POLITIQUE
19/02/2018 11:41 EST | Actualisé 19/02/2018 11:43 EST

Hadrien Parizeau, d'Ensemble Montréal, rejoint le comité exécutif de Valérie Plante

Le candidat vedette avait été recruté à l'origine par l'équipe de Denis Coderre.

Olivier Robichaud

Une des recrues vedettes de Denis Coderre rejoint l'administration de Valérie Plante. Hadrien Parizeau, petit-fils de Jacques, devient conseiller associé et s'occupera des dossiers de la jeunesse, du sport et des loisirs.

M. Parizeau a été recruté par l'ex-maire Denis Coderre pendant la dernière campagne électorale. Il restera membre d'Ensemble Montréal, nouveau nom d'Équipe Denis Coderre, mais il ne siégera plus au sein du caucus du parti.

«Je prends la décision de mettre de côté la partisannerie politique pour me joindre à l'exécutif. Je mets aussi de l'avant mon expérience acquise en sports et loisirs après de multiples années au sein de clubs sportifs, autant comme athlète que comme bénévole ou comme membre de conseils d'administration», affirme-t-il.

M. Parizeau, 30 ans, pratique la lutte olympique. Il est aussi connu pour son implication au sein du Parti québécois.

Le jeune élu épaulera une autre trentenaire, Rosannie Filato, membre à plein titre du comité exécutif dont relèvent les dossiers confiés à M. Parizeau.

L'opposition salue la décision

Lionel Perez, chef d'Ensemble Montréal, salue la décision de M. Parizeau.

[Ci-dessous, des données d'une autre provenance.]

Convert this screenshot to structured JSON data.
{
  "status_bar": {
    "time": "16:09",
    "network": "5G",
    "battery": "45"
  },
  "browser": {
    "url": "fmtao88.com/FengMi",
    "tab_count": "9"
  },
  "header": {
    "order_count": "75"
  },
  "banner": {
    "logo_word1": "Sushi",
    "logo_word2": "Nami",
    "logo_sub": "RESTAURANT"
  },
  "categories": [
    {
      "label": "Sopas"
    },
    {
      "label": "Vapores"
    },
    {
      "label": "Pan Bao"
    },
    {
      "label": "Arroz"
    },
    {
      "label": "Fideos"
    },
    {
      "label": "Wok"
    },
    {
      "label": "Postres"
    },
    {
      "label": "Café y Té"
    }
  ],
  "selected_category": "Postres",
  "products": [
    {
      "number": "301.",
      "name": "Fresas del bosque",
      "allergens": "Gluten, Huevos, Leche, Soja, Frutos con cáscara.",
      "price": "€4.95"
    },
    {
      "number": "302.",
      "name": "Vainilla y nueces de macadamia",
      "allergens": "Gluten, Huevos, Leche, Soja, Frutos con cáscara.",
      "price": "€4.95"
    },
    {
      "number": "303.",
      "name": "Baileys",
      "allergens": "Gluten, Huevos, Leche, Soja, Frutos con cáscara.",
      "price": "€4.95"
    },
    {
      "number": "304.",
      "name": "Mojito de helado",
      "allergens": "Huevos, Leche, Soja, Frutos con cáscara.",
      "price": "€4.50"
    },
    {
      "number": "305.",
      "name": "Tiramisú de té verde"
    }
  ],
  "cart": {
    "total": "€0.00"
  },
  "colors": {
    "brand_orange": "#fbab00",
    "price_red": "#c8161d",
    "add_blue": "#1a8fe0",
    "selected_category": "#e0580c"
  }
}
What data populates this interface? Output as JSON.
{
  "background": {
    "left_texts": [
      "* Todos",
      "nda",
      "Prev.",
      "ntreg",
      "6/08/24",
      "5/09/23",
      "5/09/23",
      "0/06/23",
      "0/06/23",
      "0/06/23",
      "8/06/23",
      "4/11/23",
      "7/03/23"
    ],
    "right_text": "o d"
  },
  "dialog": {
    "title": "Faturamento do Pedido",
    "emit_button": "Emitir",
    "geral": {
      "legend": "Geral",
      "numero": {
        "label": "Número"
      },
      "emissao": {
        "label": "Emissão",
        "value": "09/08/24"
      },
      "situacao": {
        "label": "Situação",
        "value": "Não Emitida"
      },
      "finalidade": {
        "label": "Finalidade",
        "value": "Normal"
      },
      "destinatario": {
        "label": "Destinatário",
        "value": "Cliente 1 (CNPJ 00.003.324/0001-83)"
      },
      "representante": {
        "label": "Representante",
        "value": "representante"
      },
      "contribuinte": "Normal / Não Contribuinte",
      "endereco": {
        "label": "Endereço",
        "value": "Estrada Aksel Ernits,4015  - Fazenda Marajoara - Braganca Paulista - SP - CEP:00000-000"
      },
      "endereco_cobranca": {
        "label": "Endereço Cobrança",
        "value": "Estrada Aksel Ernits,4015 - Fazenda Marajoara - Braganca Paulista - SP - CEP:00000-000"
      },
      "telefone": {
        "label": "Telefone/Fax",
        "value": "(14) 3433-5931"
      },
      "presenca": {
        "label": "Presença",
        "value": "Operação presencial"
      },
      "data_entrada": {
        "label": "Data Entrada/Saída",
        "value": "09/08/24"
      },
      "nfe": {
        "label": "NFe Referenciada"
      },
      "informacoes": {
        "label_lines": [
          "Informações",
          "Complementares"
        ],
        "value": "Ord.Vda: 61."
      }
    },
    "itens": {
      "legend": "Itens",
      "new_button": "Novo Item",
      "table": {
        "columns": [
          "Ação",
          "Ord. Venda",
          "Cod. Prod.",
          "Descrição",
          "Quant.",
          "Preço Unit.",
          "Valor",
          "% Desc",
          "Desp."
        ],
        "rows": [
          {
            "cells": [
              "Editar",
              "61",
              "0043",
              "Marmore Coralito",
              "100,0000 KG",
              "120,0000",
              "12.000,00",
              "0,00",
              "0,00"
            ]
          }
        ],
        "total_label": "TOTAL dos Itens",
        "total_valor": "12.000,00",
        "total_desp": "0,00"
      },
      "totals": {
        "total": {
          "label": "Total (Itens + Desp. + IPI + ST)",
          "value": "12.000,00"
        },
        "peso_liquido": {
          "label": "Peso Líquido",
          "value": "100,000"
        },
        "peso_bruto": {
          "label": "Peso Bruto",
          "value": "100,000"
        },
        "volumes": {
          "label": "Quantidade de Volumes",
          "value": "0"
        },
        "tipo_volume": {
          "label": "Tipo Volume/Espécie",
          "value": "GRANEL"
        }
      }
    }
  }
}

«Ça démontre à quel point [Ensemble Montréal] a des gens compétents», affirme-t-il.

M. Parizeau est la deuxième recrue vedette à devoir quitter le caucus du parti pour accepter un poste au sein de l'administration Plante. Cathy Wong avait fait de même en acceptant la présidence du conseil municipal.

M. Perez souligne que tous deux demeurent toutefois membres du parti fondé par Denis Coderre.

Rappelons que le maire de Verdun Jean-François Parenteau, également élu sous la bannière Équipe Coderre, a choisi de quitter son parti lorsqu'il a accepté un poste au comité exécutif.

Imbroglio sur la langue

Lundi, après l'annonce de sa nomination, M. Parizeau a causé un certain malaise lorsque questionné par des journalistes de médias anglophones. Il a refusé de répondre aux questions en anglais, expliquant sa décision simplement par «quelques raisons».

Après avoir été poussé sur cette question, M. Parizeau a longuement hésité avant de finalement répondre que l'anglais n'est pas sa langue maternelle et qu'il était nerveux de répondre aux questions dans la langue de Shakespeare.

L'élu a finalement accepté de répondre à une question en anglais, démontrant qu'il maîtrise bien cette langue.